Ce sont précisément les événements de Géorgie et d’Ukraine qui ont déterminé une nouvelle orientation dans les choix de l’Alliance atlantique.Au cours de la dernière décennie, le centre de gravité de la stratégie américaine de sécurité nationale s’est progressivement éloigné de la lutte contre le terrorisme pour s’intéresser davantage à la lutte contre le terrorisme. une nouvelle ère de défis entre les grandes puissances.Pour les États-Unis, cela signifie avant tout la Chine.Mais pour les Européens, cela a coïncidé avec un nouveau face-à-face avec la Russie.LE'invasion à grande échelle L’intervention russe en Ukraine en 2022 et la guerre en cours en sont le meilleur exemple.

Le sommet en cours à Washington sera le premier à voir la participation de la Suède, qui a rejoint l'alliance en 2023, environ un an après la Finlande.Tous deux ont ainsi abandonné leur neutralité historique à la recherche d’une plus grande protection militaire dans une perspective anti-russe.D'un point de vue stratégique, l'inclusion de la Suède et de la Finlande pourrait être considérée comme une nette victoire de l'alliance contre Moscou, qui, après l'invasion de l'Ukraine, est devenue encore plus "encerclé".L'OTAN a en effet considérablement augmenté sa projection vers le nord-est, rassurant également les pays baltes et la Pologne et éliminant du même coup le « tampon » qui avait été créé dans cette zone.« Au niveau de la capacité » – lit-on dans une analyse par ISPI – « La Finlande et la Suède pourraient apporter une contribution en matière de défense aérienne.La Finlande est également l'un des rares pays à avoir maintenu le service militaire obligatoire, garantissant ainsi au pays, à la population limitée, une réserve importante et entraînée".Avec l’invasion russe de l’Ukraine, le soutien des citoyens suédois et finlandais à la défense nationale, également prévu par la constitution finlandaise, s’est encore accru.

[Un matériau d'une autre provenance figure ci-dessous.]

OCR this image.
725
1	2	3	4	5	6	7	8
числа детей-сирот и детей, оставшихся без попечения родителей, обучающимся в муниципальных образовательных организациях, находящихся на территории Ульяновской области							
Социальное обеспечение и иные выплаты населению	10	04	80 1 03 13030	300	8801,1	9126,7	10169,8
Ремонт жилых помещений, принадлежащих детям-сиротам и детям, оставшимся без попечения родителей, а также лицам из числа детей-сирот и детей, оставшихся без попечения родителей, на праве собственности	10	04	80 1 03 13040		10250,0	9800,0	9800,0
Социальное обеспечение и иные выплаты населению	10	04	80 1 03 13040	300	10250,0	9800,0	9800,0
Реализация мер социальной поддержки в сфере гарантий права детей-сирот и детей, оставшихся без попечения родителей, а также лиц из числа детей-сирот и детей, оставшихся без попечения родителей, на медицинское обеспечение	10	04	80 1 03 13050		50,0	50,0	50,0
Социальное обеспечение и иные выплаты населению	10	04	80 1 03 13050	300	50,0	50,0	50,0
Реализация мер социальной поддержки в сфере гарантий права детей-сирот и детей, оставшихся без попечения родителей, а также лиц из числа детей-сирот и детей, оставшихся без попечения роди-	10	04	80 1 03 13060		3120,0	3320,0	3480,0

L’âge tardif de l’Alliance atlantique

Au cours de ses 75 ans L’OTAN n’a jamais été à l’abri des crises.La crise de Suez de 1956, la fin de la guerre froide, les divergences avec les pays européens sur l'intervention au Kosovo et l'opposition de la France et de l'Allemagne à l'invasion de l'Irak par Bush sont autant de moments qui ont nourri les positions et les analyses sur la fin de l'alliance.En fait, la fin n’est jamais venue.

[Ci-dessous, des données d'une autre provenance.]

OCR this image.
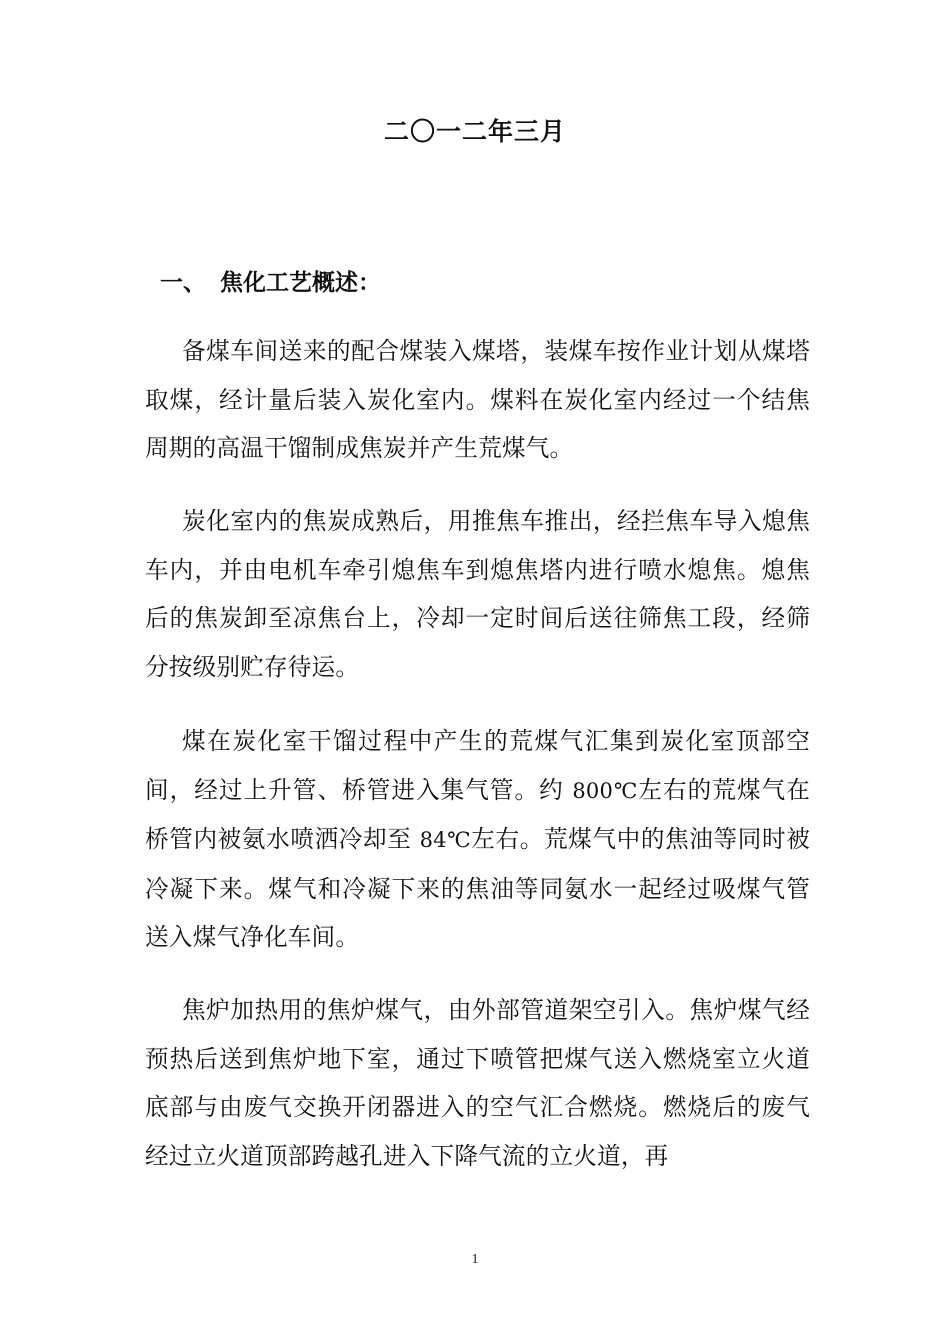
二〇一二年三月
一、 焦化工艺概述：

备煤车间送来的配合煤装入煤塔，装煤车按作业计划从煤塔取煤，经计量后装入炭化室内。煤料在炭化室内经过一个结焦周期的高温干馏制成焦炭并产生荒煤气。

炭化室内的焦炭成熟后，用推焦车推出，经拦焦车导入熄焦车内，并由电机车牵引熄焦车到熄焦塔内进行喷水熄焦。熄焦后的焦炭卸至凉焦台上，冷却一定时间后送往筛焦工段，经筛分按级别贮存待运。

煤在炭化室干馏过程中产生的荒煤气汇集到炭化室顶部空间，经过上升管、桥管进入集气管。约 800℃左右的荒煤气在桥管内被氨水喷洒冷却至 84℃左右。荒煤气中的焦油等同时被冷凝下来。煤气和冷凝下来的焦油等同氨水一起经过吸煤气管送入煤气净化车间。

焦炉加热用的焦炉煤气，由外部管道架空引入。焦炉煤气经预热后送到焦炉地下室，通过下喷管把煤气送入燃烧室立火道底部与由废气交换开闭器进入的空气汇合燃烧。燃烧后的废气经过立火道顶部跨越孔进入下降气流的立火道，再

1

Mais la situation actuelle est nettement différente de celle du passé.Les forces qui poussent l'OTAN vers "un précipice", comme l'a écrit Stephen Walt à propos de Affaires étrangères, « aller au-delà des inclinations personnelles de dirigeants individuels comme Trump ou Marine Le Pen ».Aujourd’hui, les nouvelles dynamiques mondiales configurent l’alliance née sur les cendres de la Seconde Guerre mondiale comme une entité enracinée dans le passé, qui ressent les coups du temps à l’image des dirigeants appelés à la faire revivre. Aujourd’hui, l’Europe n’a plus un rôle clé, ni du point de vue politique ni du point de vue du développement industriel, dépassé par des pays dont la croissance est deux fois plus rapide.

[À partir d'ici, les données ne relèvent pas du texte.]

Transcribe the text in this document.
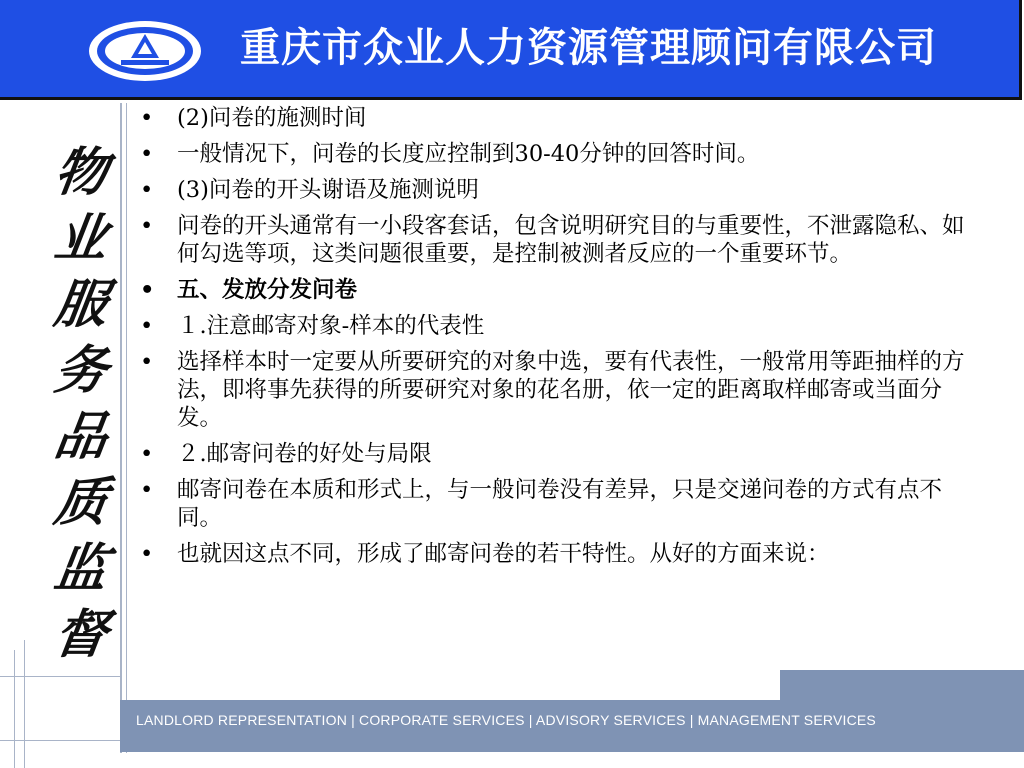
重庆市众业人力资源管理顾问有限公司
物
业
服
务
品
质
监
督
• (2)问卷的施测时间
• 一般情况下，问卷的长度应控制到30-40分钟的回答时间。
• (3)问卷的开头谢语及施测说明
• 问卷的开头通常有一小段客套话，包含说明研究目的与重要性，不泄露隐私、如何勾选等项，这类问题很重要，是控制被测者反应的一个重要环节。
• 五、发放分发问卷
• １.注意邮寄对象-样本的代表性
• 选择样本时一定要从所要研究的对象中选，要有代表性，一般常用等距抽样的方法，即将事先获得的所要研究对象的花名册，依一定的距离取样邮寄或当面分发。
• ２.邮寄问卷的好处与局限
• 邮寄问卷在本质和形式上，与一般问卷没有差异，只是交递问卷的方式有点不同。
• 也就因这点不同，形成了邮寄问卷的若干特性。从好的方面来说：
LANDLORD REPRESENTATION | CORPORATE SERVICES | ADVISORY SERVICES | MANAGEMENT SERVICES
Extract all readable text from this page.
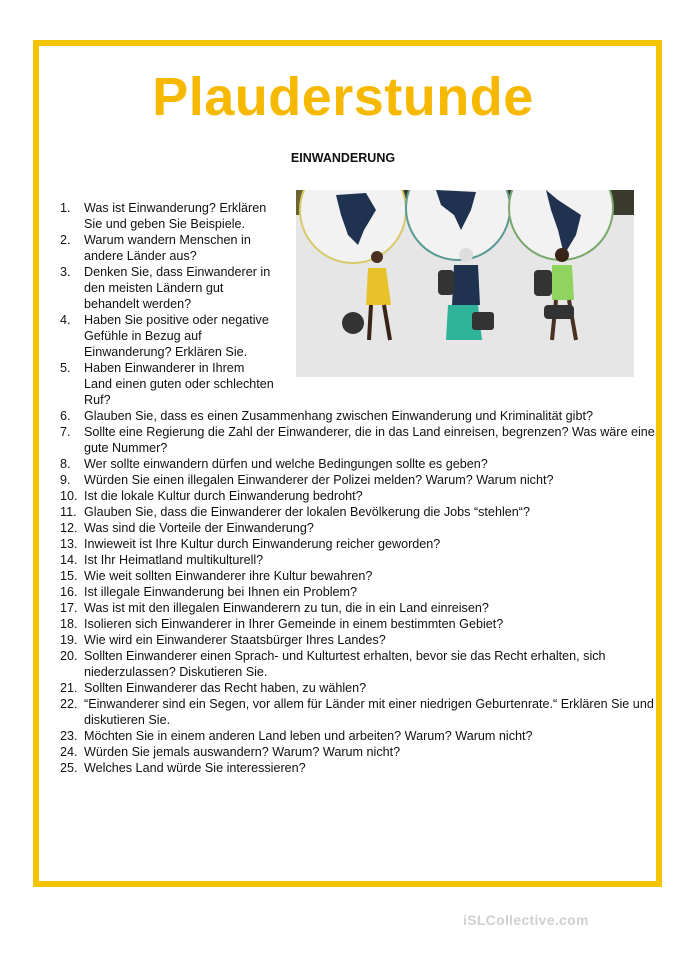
Plauderstunde
EINWANDERUNG
1.	Was ist Einwanderung? Erklären Sie und geben Sie Beispiele.
2.	Warum wandern Menschen in andere Länder aus?
3.	Denken Sie, dass Einwanderer in den meisten Ländern gut behandelt werden?
4.	Haben Sie positive oder negative Gefühle in Bezug auf Einwanderung? Erklären Sie.
5.	Haben Einwanderer in Ihrem Land einen guten oder schlechten Ruf?
6.	Glauben Sie, dass es einen Zusammenhang zwischen Einwanderung und Kriminalität gibt?
7.	Sollte eine Regierung die Zahl der Einwanderer, die in das Land einreisen, begrenzen? Was wäre eine gute Nummer?
8.	Wer sollte einwandern dürfen und welche Bedingungen sollte es geben?
9.	Würden Sie einen illegalen Einwanderer der Polizei melden? Warum? Warum nicht?
10. Ist die lokale Kultur durch Einwanderung bedroht?
11. Glauben Sie, dass die Einwanderer der lokalen Bevölkerung die Jobs “stehlen“?
12. Was sind die Vorteile der Einwanderung?
13. Inwieweit ist Ihre Kultur durch Einwanderung reicher geworden?
14. Ist Ihr Heimatland multikulturell?
15. Wie weit sollten Einwanderer ihre Kultur bewahren?
16. Ist illegale Einwanderung bei Ihnen ein Problem?
17. Was ist mit den illegalen Einwanderern zu tun, die in ein Land einreisen?
18. Isolieren sich Einwanderer in Ihrer Gemeinde in einem bestimmten Gebiet?
19. Wie wird ein Einwanderer Staatsbürger Ihres Landes?
20. Sollten Einwanderer einen Sprach- und Kulturtest erhalten, bevor sie das Recht erhalten, sich niederzulassen? Diskutieren Sie.
21. Sollten Einwanderer das Recht haben, zu wählen?
22. “Einwanderer sind ein Segen, vor allem für Länder mit einer niedrigen Geburtenrate.“ Erklären Sie und diskutieren Sie.
23. Möchten Sie in einem anderen Land leben und arbeiten? Warum? Warum nicht?
24. Würden Sie jemals auswandern? Warum? Warum nicht?
25. Welches Land würde Sie interessieren?
iSLCollective.com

En attendant, La Chine est venue jouer ouvertement à la table américaine :« Aujourd'hui, la part de l'Asie dans l'économie mondiale est de 54 pour cent, soit nettement plus que celle de l'Europe (17 pour cent).Sa contribution à la croissance économique mondiale est également plus importante », poursuit Walt.Cela ne veut pas dire que l’Europe n’a aucune importance, mais elle n’occupe plus la place d’honneur parmi les intérêts stratégiques des États-Unis.Et avec Atout à l’horizon, cet écart pourrait encore se creuser.